The period since Macron’s re-election as president in 2022 (as the lesser of two evils, seeing as his opponent was Marine Le Pen) has been punishing. In the spring he fought angry unions opposing his pension reform. The reform didn’t amount to much but there were plenty of demonstrations, some of them violent.
A weak prime minister and the loss of Macron’s presidential majority in the National Assembly continue to handicap him. The war in Ukraine; the collapse of Françafrique to gangsters, Islamists and Russians; the migration crisis; political unrest over energy prices; doubts over the national climate change strategy; drug wars and mass killings in places like Marseille; riots in Paris, and Macron’s beloved European Union in economic and political crisis — this is not even a comprehensive list of what is besieging him.
If the president had seemed a little gloomy of late, the message on Sunday night was that he has confidently bounced back, reanimated by the royal touch. It was a confident, bravura TV performance from the former drama student, perhaps episodically a little hypomanic, broadcast from a progressive, dramatic, monochrome, ultra-modern set.
It’s impossible to imagine Macron faced with questioning by a competent American political journalist. A serious journalist might have confronted the president with the many contradictions and questionable assertions that he delivered so confidently. But there’s no pretence of forensic challenge.
Macron’s claim that Operation Barkhane, the French effort to pacify the Sahel, had been a success, when it was abject, ending in the withdrawal of French forces with anarchy in their wake, was allowed to pass without even a raised eyebrow from the timorous interrogators.
On Friday, Pope Francis demanded in Marseille that more immigrants be welcomed. Macron batted this aside. The Pope was right when he called for compassion for migrants, said Macron. But France had made its contribution and could not receive the miserable of the entire world, he said.
The other bubbling crisis is the economy — inflation in France is approaching 5 percent, driven by high fuel prices — and here too Macron was untroubled by interrogation. The cost of living crisis was not his fault, he declared. Diesel and gasoline prices were not his fault. Property tax increases — up 63 percent in Paris — were not his fault but the responsibility of local authorities.

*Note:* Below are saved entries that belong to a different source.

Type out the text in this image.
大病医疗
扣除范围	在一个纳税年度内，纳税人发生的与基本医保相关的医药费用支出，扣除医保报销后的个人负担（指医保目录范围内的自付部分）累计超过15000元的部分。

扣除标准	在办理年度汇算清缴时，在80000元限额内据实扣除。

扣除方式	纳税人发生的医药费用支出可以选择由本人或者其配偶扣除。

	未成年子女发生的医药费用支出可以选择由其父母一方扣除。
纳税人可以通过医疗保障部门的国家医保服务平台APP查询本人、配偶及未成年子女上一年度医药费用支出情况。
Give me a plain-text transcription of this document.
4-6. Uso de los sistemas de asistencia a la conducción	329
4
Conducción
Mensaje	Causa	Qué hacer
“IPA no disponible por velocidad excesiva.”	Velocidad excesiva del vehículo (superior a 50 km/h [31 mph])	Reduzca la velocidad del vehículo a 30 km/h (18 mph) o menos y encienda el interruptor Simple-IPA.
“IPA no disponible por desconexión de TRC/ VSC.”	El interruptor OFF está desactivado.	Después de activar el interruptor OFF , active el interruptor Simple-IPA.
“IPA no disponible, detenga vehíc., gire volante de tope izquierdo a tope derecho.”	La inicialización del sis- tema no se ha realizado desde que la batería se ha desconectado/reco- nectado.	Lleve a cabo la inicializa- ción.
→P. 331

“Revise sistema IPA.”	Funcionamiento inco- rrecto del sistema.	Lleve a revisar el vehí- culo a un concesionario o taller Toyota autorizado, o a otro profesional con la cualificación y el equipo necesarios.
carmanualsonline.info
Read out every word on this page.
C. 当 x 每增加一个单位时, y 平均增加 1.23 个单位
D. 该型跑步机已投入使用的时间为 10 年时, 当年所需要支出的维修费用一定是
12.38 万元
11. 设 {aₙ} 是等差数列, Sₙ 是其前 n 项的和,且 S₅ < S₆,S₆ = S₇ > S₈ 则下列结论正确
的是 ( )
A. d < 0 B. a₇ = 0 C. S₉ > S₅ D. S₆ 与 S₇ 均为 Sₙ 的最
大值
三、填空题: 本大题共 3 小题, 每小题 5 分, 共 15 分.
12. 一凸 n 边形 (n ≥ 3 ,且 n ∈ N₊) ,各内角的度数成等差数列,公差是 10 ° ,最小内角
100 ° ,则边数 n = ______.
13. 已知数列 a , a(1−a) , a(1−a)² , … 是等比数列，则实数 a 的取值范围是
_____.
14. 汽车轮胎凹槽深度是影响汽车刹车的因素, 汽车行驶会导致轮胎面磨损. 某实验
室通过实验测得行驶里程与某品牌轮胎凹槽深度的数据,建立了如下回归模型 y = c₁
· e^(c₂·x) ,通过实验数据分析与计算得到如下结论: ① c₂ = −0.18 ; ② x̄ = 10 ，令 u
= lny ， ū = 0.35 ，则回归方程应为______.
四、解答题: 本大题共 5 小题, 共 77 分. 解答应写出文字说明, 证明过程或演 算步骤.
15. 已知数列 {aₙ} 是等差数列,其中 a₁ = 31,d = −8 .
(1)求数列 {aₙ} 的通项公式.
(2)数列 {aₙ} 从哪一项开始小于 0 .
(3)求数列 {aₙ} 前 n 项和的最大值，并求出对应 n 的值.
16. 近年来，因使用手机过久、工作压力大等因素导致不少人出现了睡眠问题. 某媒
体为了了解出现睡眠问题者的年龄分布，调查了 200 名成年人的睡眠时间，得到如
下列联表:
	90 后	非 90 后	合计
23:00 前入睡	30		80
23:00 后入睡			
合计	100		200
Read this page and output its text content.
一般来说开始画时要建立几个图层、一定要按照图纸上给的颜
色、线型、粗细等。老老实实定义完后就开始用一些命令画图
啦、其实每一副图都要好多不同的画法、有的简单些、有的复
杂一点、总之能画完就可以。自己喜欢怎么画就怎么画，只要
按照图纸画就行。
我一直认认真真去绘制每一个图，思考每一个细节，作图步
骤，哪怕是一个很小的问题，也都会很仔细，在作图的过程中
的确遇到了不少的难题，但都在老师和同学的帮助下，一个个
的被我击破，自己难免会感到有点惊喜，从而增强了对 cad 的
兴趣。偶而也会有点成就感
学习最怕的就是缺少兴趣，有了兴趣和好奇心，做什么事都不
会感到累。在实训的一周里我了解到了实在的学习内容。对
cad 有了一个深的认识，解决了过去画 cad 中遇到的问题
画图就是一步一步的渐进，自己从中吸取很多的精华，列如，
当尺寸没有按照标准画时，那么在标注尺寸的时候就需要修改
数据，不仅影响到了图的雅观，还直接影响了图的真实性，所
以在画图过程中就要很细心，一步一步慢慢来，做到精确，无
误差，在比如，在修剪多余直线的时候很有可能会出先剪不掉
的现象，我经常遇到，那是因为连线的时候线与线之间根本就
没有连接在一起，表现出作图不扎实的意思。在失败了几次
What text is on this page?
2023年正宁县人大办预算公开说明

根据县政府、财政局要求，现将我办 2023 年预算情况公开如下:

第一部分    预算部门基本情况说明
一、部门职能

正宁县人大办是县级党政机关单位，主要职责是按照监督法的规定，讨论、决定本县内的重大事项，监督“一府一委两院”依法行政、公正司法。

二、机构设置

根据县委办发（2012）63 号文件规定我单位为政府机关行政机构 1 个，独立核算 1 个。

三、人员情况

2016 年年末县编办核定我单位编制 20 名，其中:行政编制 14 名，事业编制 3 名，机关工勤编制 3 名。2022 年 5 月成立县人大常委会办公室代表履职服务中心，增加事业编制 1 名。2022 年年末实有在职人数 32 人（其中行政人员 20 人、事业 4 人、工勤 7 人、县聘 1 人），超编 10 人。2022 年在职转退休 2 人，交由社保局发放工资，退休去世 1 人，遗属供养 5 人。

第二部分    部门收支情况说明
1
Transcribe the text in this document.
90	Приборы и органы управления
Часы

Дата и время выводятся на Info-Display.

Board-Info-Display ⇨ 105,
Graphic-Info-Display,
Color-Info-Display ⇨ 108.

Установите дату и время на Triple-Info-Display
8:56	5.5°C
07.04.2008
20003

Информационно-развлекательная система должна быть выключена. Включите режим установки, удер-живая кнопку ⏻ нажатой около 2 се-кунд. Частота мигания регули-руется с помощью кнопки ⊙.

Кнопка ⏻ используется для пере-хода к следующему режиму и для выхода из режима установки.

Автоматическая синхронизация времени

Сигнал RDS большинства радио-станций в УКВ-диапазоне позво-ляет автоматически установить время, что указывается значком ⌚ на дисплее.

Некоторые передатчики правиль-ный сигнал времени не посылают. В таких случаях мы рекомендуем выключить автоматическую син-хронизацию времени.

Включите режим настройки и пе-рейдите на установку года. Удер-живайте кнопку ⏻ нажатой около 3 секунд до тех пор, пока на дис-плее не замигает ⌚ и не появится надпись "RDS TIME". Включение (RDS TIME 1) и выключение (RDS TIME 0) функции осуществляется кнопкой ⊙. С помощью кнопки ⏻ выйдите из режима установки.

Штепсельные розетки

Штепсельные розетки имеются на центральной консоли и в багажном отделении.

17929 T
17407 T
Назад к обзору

It is embarrassing that star French journalists allow themselves to be humiliated and exploited like this. But they know their place. The Elysée was never going to invite the smart, street-wise Christine Kelly or the insolent, relentlessly informed Pascal Praud to talk to Macron. This was a display of French political journalism at its incurious worst and a masterclass in political monologue and untrammeled self-belief from an unbowed president.